In insects and vertebrates, hormone titers drive cellular proliferation and differentiation events that guide proper development. Nuclear receptors (NR) respond to these hormone signals by activating cascades of gene expression, along with coregulator protein complexes. In Drosophila melanogaster, fluctuating titers of the steroid hormone ecdysone are responsible for coordinating the timing of organismal development. Despite major advances in our understanding of Drosophila NR activities, we lack essential knowledge of the coregulators that are required for their proper function.

We have recently identified the Drosophila cara mitad (cmi) (`dear half') gene. The deduced CMI protein is closely related to the N-terminal half of the ALR-1/MLL-2 vertebrate NR coactivator that functions in several hormone regulated response pathways. The Drosophila TRR protein is an ortholog of the ALR-1 C-terminus that encodes a histone methyltransferase required for hormone-stimulated transcription. The evolutionary split of ALR-1 raises interesting questions regarding the conserved functions of each `half'.

We have shown that CMI serves as an essential coactivator of the hormone response pathway using genetic, molecular and biochemical tools. Genetic studies using cmi mutants, RNA-mediated gene silencing and over-expression of the wild type gene revealed that cmi is essential throughout development. Loss of function phenotypes include early lethality and morphological defects consistent with reduced hormone signaling. Over-expression of cmi revealed a variety of phenotypes in different tissues, suggesting widespread roles for cmi in body patterning.

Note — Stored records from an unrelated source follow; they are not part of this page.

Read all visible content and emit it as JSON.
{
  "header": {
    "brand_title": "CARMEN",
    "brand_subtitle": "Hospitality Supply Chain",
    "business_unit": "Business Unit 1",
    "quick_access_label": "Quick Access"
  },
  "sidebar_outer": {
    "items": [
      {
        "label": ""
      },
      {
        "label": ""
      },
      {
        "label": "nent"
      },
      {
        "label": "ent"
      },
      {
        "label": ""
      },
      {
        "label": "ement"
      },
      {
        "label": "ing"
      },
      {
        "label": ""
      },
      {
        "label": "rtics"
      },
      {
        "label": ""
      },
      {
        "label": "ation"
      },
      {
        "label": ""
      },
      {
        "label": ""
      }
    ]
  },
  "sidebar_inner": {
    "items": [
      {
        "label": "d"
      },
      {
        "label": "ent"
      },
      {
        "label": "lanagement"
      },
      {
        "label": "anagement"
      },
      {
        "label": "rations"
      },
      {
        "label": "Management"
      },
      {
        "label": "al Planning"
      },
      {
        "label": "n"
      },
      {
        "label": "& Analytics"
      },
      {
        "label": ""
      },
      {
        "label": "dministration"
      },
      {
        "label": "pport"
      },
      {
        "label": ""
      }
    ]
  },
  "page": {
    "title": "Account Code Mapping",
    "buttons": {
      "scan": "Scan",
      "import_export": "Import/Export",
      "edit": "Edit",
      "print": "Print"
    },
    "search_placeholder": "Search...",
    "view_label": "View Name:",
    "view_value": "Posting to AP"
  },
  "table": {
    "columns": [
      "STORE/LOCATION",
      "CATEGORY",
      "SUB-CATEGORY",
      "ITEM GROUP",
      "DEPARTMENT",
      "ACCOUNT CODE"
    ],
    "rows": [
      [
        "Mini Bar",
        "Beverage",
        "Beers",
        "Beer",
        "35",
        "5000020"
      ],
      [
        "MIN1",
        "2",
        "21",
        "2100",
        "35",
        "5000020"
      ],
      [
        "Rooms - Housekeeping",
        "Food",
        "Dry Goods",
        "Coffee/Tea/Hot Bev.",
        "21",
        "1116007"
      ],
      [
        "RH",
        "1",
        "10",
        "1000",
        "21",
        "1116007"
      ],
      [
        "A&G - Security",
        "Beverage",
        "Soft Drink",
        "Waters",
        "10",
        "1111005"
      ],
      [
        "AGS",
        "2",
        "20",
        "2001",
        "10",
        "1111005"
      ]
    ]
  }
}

Biochemical experiments have shown that CMI can act directly in concert with hormone response regulators.

The BMP/TGFβ signaling pathway is highly conserved among higher eukaryotes and is essential for various cellular processes. In Drosophila, the DPP (TGFβ) signaling pathway is used to control many aspects of hormone regulated development. Our study revealed an important role of CMI in wing patterning through the regulation of dpp transcription. This regulation of dpp happens through both the 3' regulatory region at the larval stage and the 5'regulatory region at the pupal stage by a novel mechanism of dpp transcriptional regulation. Our study is the first one to describe the role of TRR in wing patterning. This function of TRR is synergistic with CMI and is likely through the DPP signaling pathway. The results from this study open new avenues to study the mechanisms involved in dpp transcription and DPP signaling. It also opens avenues to explore the DPP signaling pathway in wing patterning and in the patterning of other tissues where DPP signal is known to play a critical role.

Our study provides a unique insight into possible mechanisms of regulation of the evolutionarily conserved DPP/BMP signaling pathway by the mammalian ALR-1.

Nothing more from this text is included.